Nonuniform depth distribution selection with discrete Fourier transform

Abstract

In recent years there is a growing interest in the generation of virtual views from a limited set of input cameras. This is especially useful for applications such as Free Viewpoint Navigation and light field displays [Tanimoto 2015]. The latter often requires tens to hundreds of input views, while it is often not feasible to record with as many cameras. View interpolation algorithms often traverse a set of depths to find correspondences between the input images [Stankiewicz et al. 2013; Goorts et al. 2013]. Most algorithms choose a uniform set of depths to traverse (as shown in Figure 2(a)), but this often leads to an excessive amount of unnecessary calculations in regions where no objects are located.

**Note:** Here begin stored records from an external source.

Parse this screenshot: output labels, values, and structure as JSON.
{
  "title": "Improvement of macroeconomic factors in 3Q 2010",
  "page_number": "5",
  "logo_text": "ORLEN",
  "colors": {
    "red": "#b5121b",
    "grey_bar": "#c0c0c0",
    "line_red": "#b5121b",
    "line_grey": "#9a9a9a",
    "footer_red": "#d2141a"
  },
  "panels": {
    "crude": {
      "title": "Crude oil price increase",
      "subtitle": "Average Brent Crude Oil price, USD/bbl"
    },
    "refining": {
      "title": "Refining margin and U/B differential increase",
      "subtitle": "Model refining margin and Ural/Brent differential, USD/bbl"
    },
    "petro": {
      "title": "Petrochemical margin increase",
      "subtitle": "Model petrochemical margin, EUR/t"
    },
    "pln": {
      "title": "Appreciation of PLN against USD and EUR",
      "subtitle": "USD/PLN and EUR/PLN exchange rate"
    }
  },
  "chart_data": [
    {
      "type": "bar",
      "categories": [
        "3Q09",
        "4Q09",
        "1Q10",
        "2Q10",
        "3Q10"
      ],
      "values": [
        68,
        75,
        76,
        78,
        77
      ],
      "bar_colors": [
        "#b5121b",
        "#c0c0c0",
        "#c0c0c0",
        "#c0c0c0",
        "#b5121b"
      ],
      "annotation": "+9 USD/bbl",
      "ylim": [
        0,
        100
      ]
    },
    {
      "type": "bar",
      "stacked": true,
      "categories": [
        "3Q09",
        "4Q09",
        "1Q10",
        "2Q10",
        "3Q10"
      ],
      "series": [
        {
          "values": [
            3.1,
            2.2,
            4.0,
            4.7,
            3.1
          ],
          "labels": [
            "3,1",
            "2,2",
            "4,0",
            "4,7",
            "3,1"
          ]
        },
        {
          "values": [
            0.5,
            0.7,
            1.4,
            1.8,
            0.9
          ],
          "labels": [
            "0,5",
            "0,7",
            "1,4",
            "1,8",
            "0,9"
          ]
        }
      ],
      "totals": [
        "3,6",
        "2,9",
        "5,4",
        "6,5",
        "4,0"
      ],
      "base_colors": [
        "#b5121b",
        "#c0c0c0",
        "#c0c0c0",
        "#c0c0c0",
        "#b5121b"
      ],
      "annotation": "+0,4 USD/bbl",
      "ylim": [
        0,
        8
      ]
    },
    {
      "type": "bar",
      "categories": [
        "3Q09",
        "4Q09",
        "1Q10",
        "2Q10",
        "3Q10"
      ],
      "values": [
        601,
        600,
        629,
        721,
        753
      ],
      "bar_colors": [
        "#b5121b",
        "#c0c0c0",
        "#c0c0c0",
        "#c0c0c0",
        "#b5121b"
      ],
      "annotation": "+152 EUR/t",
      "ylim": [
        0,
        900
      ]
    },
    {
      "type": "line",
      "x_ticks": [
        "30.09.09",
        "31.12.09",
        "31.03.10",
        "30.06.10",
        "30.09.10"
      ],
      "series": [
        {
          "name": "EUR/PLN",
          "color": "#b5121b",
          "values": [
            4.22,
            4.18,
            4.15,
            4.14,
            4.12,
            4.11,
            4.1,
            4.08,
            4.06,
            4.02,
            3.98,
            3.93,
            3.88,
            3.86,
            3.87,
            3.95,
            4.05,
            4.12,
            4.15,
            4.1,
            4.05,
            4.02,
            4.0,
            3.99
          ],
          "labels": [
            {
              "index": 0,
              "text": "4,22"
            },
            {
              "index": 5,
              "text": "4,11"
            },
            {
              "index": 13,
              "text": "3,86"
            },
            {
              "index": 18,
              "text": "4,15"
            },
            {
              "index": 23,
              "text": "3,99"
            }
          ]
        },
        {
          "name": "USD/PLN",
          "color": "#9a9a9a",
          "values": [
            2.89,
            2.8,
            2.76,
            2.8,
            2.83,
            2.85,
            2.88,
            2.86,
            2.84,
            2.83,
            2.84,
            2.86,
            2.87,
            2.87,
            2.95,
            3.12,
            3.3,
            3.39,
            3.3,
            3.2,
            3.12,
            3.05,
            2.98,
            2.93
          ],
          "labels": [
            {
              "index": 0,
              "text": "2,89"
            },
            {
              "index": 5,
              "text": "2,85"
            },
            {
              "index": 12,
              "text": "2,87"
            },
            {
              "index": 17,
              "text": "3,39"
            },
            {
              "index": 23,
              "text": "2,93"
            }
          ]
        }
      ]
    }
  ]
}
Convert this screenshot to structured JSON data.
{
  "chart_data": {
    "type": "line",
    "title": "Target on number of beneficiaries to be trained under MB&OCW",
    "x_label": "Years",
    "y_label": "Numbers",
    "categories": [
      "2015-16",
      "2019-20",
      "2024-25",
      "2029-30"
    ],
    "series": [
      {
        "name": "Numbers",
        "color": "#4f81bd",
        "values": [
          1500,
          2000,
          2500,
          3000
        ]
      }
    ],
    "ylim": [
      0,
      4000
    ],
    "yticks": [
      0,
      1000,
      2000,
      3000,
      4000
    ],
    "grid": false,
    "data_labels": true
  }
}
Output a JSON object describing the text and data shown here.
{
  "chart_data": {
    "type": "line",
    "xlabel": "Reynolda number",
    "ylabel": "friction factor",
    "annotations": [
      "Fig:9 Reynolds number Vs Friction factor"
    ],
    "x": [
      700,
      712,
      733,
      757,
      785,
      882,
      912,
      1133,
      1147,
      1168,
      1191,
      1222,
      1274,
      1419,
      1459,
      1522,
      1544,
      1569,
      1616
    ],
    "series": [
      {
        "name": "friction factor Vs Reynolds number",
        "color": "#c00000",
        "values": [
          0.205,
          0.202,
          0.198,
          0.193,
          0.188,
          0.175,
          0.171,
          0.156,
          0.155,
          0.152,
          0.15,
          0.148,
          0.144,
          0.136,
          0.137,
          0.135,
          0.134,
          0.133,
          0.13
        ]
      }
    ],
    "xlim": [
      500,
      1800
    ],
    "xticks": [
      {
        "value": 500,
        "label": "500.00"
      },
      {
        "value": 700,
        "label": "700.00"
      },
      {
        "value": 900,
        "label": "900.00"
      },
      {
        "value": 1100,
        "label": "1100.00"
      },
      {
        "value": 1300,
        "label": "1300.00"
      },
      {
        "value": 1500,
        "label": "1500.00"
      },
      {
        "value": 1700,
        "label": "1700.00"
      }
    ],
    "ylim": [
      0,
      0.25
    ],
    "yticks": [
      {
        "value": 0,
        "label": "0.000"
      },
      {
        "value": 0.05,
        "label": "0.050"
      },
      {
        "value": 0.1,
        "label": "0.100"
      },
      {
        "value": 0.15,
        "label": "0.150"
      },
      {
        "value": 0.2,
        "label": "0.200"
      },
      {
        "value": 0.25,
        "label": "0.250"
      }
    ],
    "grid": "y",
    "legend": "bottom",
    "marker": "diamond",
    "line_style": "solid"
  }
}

It also results in an increased amount of mismatches, and thus, inaccuracies in the generated views. These problems also occur when a too large depth range is selected. Hence, typically a depth range that encloses the scene tightly is manually selected to mitigate these errors. A depth distribution that organizes the depth layers around the objects in the scene, as shown in Figure 2(b), would reduce these errors and decrease the number of computations by reducing the number of depths to search through. [Goorts et al. 2013] determine a nonuniform global depth distribution by reusing the generated depth information from the previous time stamp. This makes the algorithm dependent on previous results.